We didn’t make an official response to ST as we didn’t have a bone to pick against the Singapore paper.  However, ST followed up on 14 October with a story headlined “Malaysia’s 1MDB Debt to Abu Dhabi may have Ballooned”.

The story by the same writer claimed that

The conundrum facing the Malaysian government is that the commitments listed in the IPIC statement to the London Stock Exchange, amounting to roughly US$6.89 billion before interest charges, are more than double the sum Kuala Lumpur believes is owed to Abu Dhabi.

I’ve checked and double-checked the IPIC statement to the London bourse.

The Abu Dhabi company stated that the guarantee for IPIC debts amounting to approximately US$6.89 billion will be assumed by its parent company Mudabala Development Company PJSC.  The announcement at the same time discloses that the “Guaranteed Obligations” provided by IPIC for the two 1MDB bonds amounting to US$3.5 billion, will also be assumed by Mudabala.  It doesn’t say that 1MDB owed US$6.89 billion in debts to IPIC or Mudabala.

Hence, I’m stunned by the ST reporting standards when both the writer and its editors failed to read and understand the legal-financial statement by IPIC.  At the very least, they should have obtained legal or financial advice from those who did.  Or alternatively, they could have contacted the Malaysian Ministry of Finance for clarifications.
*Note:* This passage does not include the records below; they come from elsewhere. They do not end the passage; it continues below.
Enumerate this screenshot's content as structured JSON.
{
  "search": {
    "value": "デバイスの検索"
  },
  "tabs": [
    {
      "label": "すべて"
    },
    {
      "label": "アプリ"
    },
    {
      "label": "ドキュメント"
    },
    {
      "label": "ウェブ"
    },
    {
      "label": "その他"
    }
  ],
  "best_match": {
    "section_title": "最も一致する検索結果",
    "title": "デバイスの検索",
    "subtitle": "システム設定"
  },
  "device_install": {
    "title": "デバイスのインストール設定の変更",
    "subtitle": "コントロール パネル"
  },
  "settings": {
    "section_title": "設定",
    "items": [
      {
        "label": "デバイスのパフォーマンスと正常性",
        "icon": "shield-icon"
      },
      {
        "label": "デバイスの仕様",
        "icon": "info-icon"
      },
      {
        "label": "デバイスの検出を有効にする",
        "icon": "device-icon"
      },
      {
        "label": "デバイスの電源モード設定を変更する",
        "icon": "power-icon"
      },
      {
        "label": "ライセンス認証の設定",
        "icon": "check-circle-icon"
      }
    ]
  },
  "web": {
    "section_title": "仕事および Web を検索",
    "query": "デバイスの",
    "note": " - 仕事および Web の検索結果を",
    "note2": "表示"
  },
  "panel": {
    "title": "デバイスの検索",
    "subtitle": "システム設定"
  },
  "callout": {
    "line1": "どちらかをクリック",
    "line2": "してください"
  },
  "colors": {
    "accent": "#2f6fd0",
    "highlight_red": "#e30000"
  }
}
What I’m particularly curious about however, is the fact that the above aren’t the first time the ST has misreported.  ST wrote that “Malaysians are shrugging off the 1MDB scandal” on 28 April.  It was ST who broke the story on 9 May 2017 that “Datuk Seri Najib Razak has all but tied up the deal with Dalian Wanda” on the sale of Bandar Malaysia – which turned turkey because the then Malaysian Prime Minister didn’t even walk away with a perfunctory Memorandum of Understanding (MoU) with Wanda.

ST even reported in April 2017 that 1MDB would sign a settlement with IPIC with the former will make payments the latter with “most of the money would come from the sale of ‘fund units’ from 1MDB subsidiary Brazen Sky to an undisclosed buyer”.  We know of course that this is poppycock because the Brazen Sky ‘fund units’ was nothing but a fraudulent investment vehicle.
   
So, what’s up with The Singapore Straits Times on its persistent misreporting on 1MDB?